J'ai sous les yeux le procès-verbal de la séance du Conseil de Paris où les élus du 16e arrondissement, MM. LEBAN et TAITTINGER, s'étaient opposés à l’implantation proposée.

Pour votre gouverne, je vous signale que le 16e arrondissement est le seul où il n'y a pas d'hôpital. L'argument qui consiste à dire que c'est pour se rapprocher d'un hôpital... C’est Boulogne… Il n’est pas à Paris ! Nous sommes le seul arrondissement à ne pas avoir d'hôpital mais nous avons quand même l'aire qui doit nous rapprocher d'un hôpital. Je trouve cela formidable dans le choix.

M. François DAGNAUD, adjoint, président. - Merci de ces précisions.

Je crois que le débat a eu lieu. Il a permis aux uns et aux autres de faire entendre leurs préventions, leurs inquiétudes ou leur soutien et leur adhésion au projet proposé.

Je crois qu’il l’a été au terme d’une concertation dont Fabienne GIBOUDEAUX, notamment, a rappelé les différentes étapes.

Il est temps de voter sur ce projet de délibération.

Je mets aux voix, à main levée, le projet de délibération DPA 32.

(Mouvements de protestation sur les bancs du groupe U.M.P.P.A.).

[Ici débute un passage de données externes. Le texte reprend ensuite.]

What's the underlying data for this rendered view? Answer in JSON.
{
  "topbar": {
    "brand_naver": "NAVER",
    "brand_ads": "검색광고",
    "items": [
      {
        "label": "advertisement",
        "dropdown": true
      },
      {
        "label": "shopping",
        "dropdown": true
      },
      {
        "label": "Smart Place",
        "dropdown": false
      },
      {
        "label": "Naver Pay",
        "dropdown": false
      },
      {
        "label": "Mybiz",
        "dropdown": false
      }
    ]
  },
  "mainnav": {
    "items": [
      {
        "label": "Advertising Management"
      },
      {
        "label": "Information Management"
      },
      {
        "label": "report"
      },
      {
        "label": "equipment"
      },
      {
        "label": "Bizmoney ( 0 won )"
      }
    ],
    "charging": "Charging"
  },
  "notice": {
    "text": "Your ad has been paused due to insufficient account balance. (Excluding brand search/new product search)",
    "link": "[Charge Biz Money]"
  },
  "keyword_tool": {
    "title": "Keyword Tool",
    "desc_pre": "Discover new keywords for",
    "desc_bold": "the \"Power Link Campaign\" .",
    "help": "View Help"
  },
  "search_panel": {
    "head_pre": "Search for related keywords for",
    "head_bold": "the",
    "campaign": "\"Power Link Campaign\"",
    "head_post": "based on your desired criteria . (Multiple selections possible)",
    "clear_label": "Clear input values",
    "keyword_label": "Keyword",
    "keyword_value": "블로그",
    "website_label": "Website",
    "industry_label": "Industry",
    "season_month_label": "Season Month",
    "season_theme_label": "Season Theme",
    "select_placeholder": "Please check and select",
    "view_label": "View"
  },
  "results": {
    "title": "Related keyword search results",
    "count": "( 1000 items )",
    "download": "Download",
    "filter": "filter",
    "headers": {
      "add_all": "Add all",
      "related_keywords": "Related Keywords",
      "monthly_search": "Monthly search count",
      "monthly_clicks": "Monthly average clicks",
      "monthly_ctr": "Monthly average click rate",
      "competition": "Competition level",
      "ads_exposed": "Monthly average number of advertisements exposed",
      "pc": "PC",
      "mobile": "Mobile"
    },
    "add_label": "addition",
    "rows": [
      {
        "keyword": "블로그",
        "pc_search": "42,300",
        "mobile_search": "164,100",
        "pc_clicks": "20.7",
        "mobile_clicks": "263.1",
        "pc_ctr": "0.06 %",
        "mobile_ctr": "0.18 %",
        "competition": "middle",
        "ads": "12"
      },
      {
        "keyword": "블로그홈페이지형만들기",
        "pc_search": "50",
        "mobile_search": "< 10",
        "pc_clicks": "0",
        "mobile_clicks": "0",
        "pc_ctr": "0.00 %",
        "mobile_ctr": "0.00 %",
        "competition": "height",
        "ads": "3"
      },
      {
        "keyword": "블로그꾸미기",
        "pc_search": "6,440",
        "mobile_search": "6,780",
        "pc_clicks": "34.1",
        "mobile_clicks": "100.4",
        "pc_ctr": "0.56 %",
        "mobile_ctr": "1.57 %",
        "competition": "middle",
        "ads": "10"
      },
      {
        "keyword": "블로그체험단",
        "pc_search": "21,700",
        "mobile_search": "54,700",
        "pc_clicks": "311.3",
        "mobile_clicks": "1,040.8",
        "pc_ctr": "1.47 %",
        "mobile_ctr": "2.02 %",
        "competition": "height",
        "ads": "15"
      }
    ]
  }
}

Qui demande une explication de vote ? Vous croyez que nous ne sommes pas allés au bout du débat ? C’est bon ! J’ai été aux opérations de vote : pardonnez-moi, je crois que tout ce qui devait être dit l’a été. Il est temps d'arrêter ; cela ne pourrait que déraper.

M. Jean-Baptiste MENGUY. - Non, ce n'est pas possible. On a le droit à une explication de vote.

M. François DAGNAUD, adjoint, président. - Qui est pour ?

Qui est contre ?

Le projet de délibération est adopté. (2009, DPA 32).

M. GOASGUEN l’a donnée, votre groupe s'est largement exprimé ; ce n’est pas la peine de hurler ; j’ai compris. J'ai accordé un dépassement de temps de parole de trois minutes à M. LELLOUCHE, ça commence à suffire. Maintenant, c’est bon !

M. Claude GOASGUEN, maire du 16e arrondissement. J'ai parlé en tant que maire du 16e arrondissement.